Monday, February 14, 2011
Germany´s Foibles? Egypts Artist Protesters
Germany offers some important possibilities to understand the potential of a more co-operative society, as do some other societies. Egypt´s recent events also offer other interesting points of discussion. I found some provocative passages in today´s paper.
As Germany Rolls, All Isn't What It Seems
By JOHN VINOCUR
Published: February 14, 2011
Rating social justice in Germany — its assumed high level is an insistent argument in support of the country’s taking of command in Europe — the Bertelsmann Foundation has issued a survey that ranks Germany — gasp — in 15th place of the 31 prosperous and democratic countries surveyed. (The United States came in 26th.)

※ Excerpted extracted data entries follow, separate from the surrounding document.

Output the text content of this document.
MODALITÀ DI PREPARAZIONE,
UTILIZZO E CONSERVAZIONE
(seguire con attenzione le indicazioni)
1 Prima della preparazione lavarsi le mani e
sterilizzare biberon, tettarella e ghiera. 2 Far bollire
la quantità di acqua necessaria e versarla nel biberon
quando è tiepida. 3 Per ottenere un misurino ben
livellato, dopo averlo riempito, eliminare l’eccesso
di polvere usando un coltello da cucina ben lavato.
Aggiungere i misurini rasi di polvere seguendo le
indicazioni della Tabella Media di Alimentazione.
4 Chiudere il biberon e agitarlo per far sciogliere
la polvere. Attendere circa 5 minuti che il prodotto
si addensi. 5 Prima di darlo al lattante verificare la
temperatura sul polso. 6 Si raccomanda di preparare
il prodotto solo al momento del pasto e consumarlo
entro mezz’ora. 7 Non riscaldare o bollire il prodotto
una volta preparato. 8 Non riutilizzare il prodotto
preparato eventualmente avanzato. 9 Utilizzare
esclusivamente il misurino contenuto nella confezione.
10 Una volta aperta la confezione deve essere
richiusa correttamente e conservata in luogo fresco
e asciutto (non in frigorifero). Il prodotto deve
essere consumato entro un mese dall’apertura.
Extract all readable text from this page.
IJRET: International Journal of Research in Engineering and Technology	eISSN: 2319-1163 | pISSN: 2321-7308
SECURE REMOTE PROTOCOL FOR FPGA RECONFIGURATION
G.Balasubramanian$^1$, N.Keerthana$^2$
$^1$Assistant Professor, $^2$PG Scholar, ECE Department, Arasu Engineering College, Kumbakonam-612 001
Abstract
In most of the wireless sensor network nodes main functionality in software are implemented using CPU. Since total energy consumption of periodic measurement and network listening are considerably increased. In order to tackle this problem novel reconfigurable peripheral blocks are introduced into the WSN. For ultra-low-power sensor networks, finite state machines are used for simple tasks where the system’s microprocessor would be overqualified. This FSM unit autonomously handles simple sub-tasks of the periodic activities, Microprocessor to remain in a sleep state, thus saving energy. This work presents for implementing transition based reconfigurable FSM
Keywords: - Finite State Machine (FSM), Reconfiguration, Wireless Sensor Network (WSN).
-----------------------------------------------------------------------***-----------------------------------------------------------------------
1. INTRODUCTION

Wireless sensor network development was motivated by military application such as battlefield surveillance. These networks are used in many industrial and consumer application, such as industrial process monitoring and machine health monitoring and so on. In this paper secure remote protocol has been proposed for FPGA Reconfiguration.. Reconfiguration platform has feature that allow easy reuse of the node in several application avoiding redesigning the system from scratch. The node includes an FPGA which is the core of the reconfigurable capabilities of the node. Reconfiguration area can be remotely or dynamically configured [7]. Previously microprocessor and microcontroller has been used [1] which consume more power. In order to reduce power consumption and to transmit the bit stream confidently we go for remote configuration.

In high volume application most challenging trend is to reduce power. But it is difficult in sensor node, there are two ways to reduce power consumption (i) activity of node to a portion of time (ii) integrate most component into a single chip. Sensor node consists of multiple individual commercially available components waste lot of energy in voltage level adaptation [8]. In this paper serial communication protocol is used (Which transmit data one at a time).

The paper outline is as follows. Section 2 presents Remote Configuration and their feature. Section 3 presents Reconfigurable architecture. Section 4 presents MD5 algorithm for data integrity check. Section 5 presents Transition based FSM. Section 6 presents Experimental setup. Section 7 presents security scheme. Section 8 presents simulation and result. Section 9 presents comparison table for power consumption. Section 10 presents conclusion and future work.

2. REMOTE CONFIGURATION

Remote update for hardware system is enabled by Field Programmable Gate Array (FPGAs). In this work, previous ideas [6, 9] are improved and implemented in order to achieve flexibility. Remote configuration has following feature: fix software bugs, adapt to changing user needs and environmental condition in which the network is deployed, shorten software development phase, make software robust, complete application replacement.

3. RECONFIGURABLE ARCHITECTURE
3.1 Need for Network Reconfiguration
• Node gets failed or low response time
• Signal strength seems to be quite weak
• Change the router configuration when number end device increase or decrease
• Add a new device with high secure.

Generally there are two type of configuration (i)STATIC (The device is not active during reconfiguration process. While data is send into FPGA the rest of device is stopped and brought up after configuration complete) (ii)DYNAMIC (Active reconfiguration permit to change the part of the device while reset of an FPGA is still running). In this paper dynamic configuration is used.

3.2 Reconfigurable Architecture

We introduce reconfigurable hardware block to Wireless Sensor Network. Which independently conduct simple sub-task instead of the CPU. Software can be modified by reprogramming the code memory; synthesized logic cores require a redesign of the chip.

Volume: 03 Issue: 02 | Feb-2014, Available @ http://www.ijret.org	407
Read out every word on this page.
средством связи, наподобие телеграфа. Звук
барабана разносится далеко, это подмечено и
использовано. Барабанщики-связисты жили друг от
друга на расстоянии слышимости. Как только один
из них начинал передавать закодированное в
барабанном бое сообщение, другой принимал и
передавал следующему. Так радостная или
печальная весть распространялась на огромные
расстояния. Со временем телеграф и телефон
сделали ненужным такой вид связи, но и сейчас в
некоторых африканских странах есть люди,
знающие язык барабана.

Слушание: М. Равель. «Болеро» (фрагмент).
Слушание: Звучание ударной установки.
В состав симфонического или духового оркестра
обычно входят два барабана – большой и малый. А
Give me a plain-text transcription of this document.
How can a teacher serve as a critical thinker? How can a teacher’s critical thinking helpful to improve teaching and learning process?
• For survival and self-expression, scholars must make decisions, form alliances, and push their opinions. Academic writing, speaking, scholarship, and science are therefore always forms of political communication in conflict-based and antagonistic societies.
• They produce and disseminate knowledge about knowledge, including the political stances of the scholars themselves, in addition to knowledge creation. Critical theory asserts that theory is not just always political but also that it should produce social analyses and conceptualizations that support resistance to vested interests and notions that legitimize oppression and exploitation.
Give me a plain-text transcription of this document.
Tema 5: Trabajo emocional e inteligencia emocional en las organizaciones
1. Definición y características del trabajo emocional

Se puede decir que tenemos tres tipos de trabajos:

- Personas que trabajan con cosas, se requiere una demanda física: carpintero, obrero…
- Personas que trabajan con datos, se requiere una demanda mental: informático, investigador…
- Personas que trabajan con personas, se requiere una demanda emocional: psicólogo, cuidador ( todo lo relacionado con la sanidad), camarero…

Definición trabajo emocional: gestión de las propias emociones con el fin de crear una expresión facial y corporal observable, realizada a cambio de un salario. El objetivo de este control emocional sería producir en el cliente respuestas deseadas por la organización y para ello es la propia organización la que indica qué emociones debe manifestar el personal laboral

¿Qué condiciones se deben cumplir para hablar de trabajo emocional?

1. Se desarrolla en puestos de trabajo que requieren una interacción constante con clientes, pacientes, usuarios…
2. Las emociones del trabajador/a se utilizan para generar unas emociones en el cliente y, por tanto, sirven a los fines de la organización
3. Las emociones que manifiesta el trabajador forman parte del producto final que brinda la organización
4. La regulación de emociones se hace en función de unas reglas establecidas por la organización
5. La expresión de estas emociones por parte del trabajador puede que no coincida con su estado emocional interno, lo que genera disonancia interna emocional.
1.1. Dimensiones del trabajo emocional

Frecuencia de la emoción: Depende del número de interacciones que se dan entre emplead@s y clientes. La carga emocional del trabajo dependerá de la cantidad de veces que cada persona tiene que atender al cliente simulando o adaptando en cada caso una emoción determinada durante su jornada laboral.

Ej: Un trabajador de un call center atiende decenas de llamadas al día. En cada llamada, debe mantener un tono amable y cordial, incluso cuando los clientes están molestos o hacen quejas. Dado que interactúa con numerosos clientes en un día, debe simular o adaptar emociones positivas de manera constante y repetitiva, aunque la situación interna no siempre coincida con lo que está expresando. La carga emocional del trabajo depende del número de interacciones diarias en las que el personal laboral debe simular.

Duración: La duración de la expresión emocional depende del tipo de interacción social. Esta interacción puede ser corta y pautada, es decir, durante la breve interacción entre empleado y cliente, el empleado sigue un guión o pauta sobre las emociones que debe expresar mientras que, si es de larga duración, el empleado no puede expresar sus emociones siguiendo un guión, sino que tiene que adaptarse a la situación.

The foundation found inequality in German income distribution over the last two decades growing ‘’almost like no other” of the countries studied. Germany ranked next to last in long-term unemployment, it said, and reported that the effects of poverty there, particularly among children, were deeper than in Hungary or the Czech Republic.
As for economic growth following last year’s spurt, the Economy Ministry projects the pace will decline this year to 2.3 percent, and to 1.8 percent in 2012. The frequent argument that Germany is importing more and will serve as Europe’s locomotive is confronted by retail sales that have fallen in the last four of five months.
The festive protests that broke out on Jan. 25 in Cairo’s Tahrir Square have become a window into what Egypt might look and sound like without the regime of Hosni Mubarak. Tahrir’s troubadour collective has specialized in the invention of slogans that are witty, abusive and aimed directly at the president, e.g., “Mubarak, you rhinoceros (kharteet), / get out, get out, you pest (ghateet).” Sometimes, perhaps to signal a certain gravitas, they dispense with rhyme and say it straight: “The people want the fall of the regime.” Along with the chanting, there has been much baladi music — a catchy, popular style, heavy on hooks and reverb — as well as poetry recitations and effigy hanging. This is Egypt’s folk culture: profane, bawdy, politically sophisticated. It stands as a direct challenge to the version of culture propagated by the Mubarak regime and its predecessors.